Advent has so many great possibilities, but this year, more than ever before, I am embracing the adage: I can’t do everything. Maybe you can. Maybe Martha Stewart can (millions of dollars and a household staff would help). But me, not so much.
We’re not skipping Christmas this year, we’re just, downsizing.
Quote
Anyone who believes that men are the equal of women has never seen a man trying to wrap a Christmas present.
~ Unknown (aka Common Sense)
Advent Tradition
It’s that special time of the year. The tradition we hold most dear. That’s right: Daily Chocolate.

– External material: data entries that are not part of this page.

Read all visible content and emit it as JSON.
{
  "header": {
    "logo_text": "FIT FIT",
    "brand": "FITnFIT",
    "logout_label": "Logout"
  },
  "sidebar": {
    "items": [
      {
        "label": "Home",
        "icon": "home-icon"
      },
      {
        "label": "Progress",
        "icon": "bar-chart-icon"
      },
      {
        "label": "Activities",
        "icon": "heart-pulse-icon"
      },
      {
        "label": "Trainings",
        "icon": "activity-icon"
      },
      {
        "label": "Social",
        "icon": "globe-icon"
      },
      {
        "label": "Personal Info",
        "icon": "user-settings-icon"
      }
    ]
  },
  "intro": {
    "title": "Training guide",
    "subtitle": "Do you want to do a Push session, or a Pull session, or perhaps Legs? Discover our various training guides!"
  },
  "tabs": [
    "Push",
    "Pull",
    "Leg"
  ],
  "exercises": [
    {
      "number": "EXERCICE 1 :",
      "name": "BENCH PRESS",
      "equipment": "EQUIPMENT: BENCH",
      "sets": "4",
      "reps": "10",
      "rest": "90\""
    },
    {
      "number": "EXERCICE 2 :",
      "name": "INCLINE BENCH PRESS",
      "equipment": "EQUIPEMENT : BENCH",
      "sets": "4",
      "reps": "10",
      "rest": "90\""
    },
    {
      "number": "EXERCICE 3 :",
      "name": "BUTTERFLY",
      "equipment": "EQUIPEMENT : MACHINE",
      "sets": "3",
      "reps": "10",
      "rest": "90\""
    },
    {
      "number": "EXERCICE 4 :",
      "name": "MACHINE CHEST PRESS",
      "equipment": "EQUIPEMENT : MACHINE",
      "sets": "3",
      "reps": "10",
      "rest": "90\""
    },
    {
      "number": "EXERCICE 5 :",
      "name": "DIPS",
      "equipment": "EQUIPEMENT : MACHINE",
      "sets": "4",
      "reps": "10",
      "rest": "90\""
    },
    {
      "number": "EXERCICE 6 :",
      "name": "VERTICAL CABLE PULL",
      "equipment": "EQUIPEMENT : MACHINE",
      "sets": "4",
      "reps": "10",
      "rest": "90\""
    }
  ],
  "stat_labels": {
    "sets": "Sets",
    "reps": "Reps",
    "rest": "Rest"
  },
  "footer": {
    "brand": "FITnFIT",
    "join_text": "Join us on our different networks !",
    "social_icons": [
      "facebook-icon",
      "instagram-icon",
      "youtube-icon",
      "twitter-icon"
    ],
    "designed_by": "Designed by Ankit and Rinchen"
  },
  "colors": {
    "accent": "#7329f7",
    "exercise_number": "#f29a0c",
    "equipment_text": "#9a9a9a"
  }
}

BUT, I’ve got a thing about mainstream chocolate (which uses child slave labour to pick cocoa: mmmm… taste the suffering). So I’m not buying the standard ones anymore.
Enter despair and depression. I know you think I’m talking about the kids, but it’s Glen who nearly wept at the thought of doing without. On the other hand, I nearly wept at the prices of the fair trade calendars. So last year (when I was feeling more Griswald than Grinch) I put together our Fair Trade Advent Calender.
Christmas Countdown: Fair Trade Style
Once it’s made, it’s not much work to tweak and reuse each year. This year the kids are helping put it together, including brainstorming simple family activities for each day: things we’re already doing or can do with little to no prep/hassle. I wonder if “Clean your room” counts as festive fun. I know it’d be fun for me.
Christmas Lights
This year we are NOT putting up our Christmas lights. After watching this, we may never again. I mean, how can you follow something like this?
At first I thought this song was saying something about “Gangland Style.” Some kind of hip hop nod to the mean streets. But then they did the dance at the Wiggles concert and it didn’t seem very gangster-ish after all. What language is that? What does it mean? When did I get so old that I am bothered not understanding the lyrics of a song?
Amphibian Video
C watches this and decides that she really MUST have a pet frog for Christmas. I watch and think, “ha ha ha… ew… NO.” Sorry kid.
Meanest. Mom. Ever.
So here’s us, celebrating Advent without a pet frog or Christmas lights or a daily dose of brown wax popped out of an overpackaged “calender”… and all the better for it.
November 30th, 2012 at 1:22 pm
Hello left-coasters! Thankfully your Uncle Matt has a deep network to tap for the answer to such critical questions such as “What is Gangnam Style about?”
The song is in Korean (which is where PSY is from, although he did study for a few years in Boston when he was younger). “Gangnam” is one of the 25 districts which make up Seoul and is known for being very posh, trendy, and expensive. The song (gently) pokes fun at the coveted “Gangnam style” as being superficial and phony (if you watch the video it alternates by putting PSY against contrasting high and low-class backgrounds.
“Oppa” is a Korean term for females to refer to a friend, or older brother so when PSY sings “Oppan Gangnam Style” he’s referring to himself (roughly “Big brother has Gangnam Style”.
It’s not a song with a heavy message – but the fact that it has one at all is somewhat unique (Korean pop music is notorious for generally being very, very, banal). The guy in the yellow suit, and the guy in the cowboy hat are famous television comedians – having famous “guest stars” show up briefly in music videos is quite common in Korea.
Hope that quenches anyone’s curiosity about “Gangnam style” – now I’m off to explain how the Mayan long-count calendar works, and how it’s never meant the world is ending in three weeks!
November 30th, 2012 at 8:12 pm
Thank you! That’s awesome. When I am rich and famous I will pay you to be my Pop Culture Expert. “Brad… He Knows Things”
November 30th, 2012 at 8:16 pm
Also, that Mayan calendar thing REALLY bugs me. Every year the calendar on my wall ends… it doesn’t mean apocalypse is nigh, only that it’s time to buy a new calendar. But I’m not Mayan so what do I know.
I’m glad you’re spreading the word.
November 30th, 2012 at 1:33 pm
Christy, you never stop making me laugh with your videos 🙂 Brad, thank you for explaining the song. I appreciate it as my 10 year old likes the song but based on our lack of understanding of the lyrics and the dance moves in the song we thought that it would have a rude message or be inappropriate. Glad to know that it isn’t/doesn’t. Though I still don’t like the dancing in the video.
November 30th, 2012 at 8:17 pm
Who needs Wikipedia, now we can just Ask Brad!